Studies on two populations of Newfoundland capelin which spawn in two distinct habitats found a lack of evidence of genetic variability between beach and deep-water spawners. This provides support for the species being facultative spawners. Capelin may select optimal spawning location based on abiotic factors such as temperature range and sediment. The optimal temperature range for capelin eggs that leads to greatest hatching success and offspring quality appears when eggs are incubated between 5 and 10 C. This optimal temperature range provides support that individual capelin are able to select spawning location based on temperature, as temperature is one of the most variable factors between beach and deep-water spawning habitats for capelin. There is also evidence that shows that temperature is not the only factor at play when it comes to selection of spawning habitat. When both habitats are simultaneously experiencing temperatures in the optimal range, capelin are found to spawn in both habitats. This may be an advantageous strategy that leads to increased fitness. Capelin have been observed to spawn at beaches when deep-water or subtidal habitat is lower than 2 C and spawn in deep-water habitats when beach habitats temperature is consistently above 12 C.

== Diet ==
Capelin are planktivorous fishes that forage in the pelagic zone. Studies analyzing diet in populations of capelin in both the arctic marine environment as well as in west Greenland waters show that their diet consists upon primarily euphausiids, amphipods, and copepods. As capelin individuals grow, the composition of their diet changes. Smaller capelin primarily consume smaller prey (copepods) and shift their diet towards feeding on primarily larger euphausiids and amphipods as body and gape size increases. The sufficient distribution and abundance of these zooplankton is necessary for capelin to meet energy requirements for progressing through many stages of their life cycle. Capelin occupy a similar dietary niche as polar cod, which leads to a potential for interspecific competition between the two species.

==Fisheries==

Global capture production of capelin (Mallotus villosus) in million tonnes from 1950 to 2022, as reported by the FAO

Capelin is an important forage fish, and is essential as the key food of the Atlantic cod. The northeast Atlantic cod and capelin fisheries, therefore, are managed by a multispecies approach developed by the main resource owners Norway and Russia.
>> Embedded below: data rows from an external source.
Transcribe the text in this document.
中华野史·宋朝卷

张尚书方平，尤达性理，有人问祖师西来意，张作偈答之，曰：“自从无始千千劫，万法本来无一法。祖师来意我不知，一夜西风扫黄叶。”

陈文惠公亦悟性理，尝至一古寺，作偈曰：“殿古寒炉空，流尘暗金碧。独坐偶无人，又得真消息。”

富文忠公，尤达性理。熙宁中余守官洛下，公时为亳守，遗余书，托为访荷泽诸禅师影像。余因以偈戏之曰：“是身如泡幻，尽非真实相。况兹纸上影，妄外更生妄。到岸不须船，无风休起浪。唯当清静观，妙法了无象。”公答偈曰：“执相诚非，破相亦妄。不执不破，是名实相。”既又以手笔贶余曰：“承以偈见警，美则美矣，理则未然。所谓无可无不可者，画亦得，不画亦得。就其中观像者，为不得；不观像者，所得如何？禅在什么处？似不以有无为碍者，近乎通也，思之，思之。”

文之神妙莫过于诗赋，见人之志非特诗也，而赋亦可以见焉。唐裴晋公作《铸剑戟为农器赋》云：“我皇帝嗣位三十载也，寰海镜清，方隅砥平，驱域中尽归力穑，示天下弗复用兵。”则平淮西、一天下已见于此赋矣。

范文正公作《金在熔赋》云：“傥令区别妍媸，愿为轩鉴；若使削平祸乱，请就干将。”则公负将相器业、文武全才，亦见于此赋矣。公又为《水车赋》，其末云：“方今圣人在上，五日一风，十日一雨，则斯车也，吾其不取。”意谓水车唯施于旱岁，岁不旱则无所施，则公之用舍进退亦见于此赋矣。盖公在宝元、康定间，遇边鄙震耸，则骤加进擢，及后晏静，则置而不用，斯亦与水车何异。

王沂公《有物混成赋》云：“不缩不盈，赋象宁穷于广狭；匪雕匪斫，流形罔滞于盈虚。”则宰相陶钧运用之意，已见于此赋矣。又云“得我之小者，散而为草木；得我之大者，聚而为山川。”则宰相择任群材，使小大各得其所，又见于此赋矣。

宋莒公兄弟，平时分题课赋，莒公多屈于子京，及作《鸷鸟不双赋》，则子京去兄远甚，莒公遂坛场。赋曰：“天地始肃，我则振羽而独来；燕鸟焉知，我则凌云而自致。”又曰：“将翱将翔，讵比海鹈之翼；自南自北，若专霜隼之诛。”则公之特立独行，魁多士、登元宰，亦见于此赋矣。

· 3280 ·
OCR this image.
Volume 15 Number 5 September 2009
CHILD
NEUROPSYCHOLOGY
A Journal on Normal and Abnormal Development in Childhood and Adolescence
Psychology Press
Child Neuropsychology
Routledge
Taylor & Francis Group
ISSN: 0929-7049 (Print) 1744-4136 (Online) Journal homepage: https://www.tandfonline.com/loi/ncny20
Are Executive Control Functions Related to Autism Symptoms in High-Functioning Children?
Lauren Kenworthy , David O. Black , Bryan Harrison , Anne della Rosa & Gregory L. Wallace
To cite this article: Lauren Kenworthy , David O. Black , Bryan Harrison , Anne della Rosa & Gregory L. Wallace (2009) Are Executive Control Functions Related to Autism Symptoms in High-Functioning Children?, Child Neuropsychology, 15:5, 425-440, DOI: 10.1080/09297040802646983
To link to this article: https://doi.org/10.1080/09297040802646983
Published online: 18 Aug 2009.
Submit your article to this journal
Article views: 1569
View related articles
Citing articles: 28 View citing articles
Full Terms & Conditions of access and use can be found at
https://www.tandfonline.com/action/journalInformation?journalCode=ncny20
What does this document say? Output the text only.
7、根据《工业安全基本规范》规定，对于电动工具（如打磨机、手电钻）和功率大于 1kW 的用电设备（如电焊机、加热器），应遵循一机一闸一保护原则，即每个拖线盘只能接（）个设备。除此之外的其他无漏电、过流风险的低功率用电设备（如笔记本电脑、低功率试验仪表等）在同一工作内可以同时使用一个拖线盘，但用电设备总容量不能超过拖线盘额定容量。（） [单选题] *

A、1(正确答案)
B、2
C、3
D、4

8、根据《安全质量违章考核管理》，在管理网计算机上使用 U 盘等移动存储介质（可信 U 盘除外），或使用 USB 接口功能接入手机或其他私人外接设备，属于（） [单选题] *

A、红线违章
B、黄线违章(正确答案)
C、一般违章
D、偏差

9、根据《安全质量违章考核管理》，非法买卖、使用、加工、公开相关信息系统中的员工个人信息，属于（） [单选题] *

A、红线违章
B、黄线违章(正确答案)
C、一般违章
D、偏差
In some years with large quantities of Atlantic herring in the Barents Sea, capelin seem to be heavily affected. Probably both food competition and herring feeding on capelin larvae lead to collapses in the capelin stock. In some years, though good recruitment of capelin despite a high herring biomass suggests that herring are only one factor influencing capelin dynamics.

In the provinces of Quebec (particularly in the Gaspé peninsula) and Newfoundland and Labrador in Canada, it is a regular summertime practice for locals to go to the beach and scoop the capelin up in nets or whatever is available, as the capelin "roll in" in the millions each year varying between May, and up to July.

Commercially, capelin is used for fish meal and oil industry products, but is also appreciated as food. The flesh is agreeable in flavour, resembling herring. Capelin roe (masago) is considered a high-value product in Japan. It is also sometimes mixed with wasabi or green food colouring and wasabi flavour and sold as "wasabi caviar". Often, masago is commercialised as ebiko and used as a substitute for tobiko, flying fish roe, owing to its similar appearance and taste, although the mouthfeel is different due to the individual eggs being smaller and less crunchy than tobiko.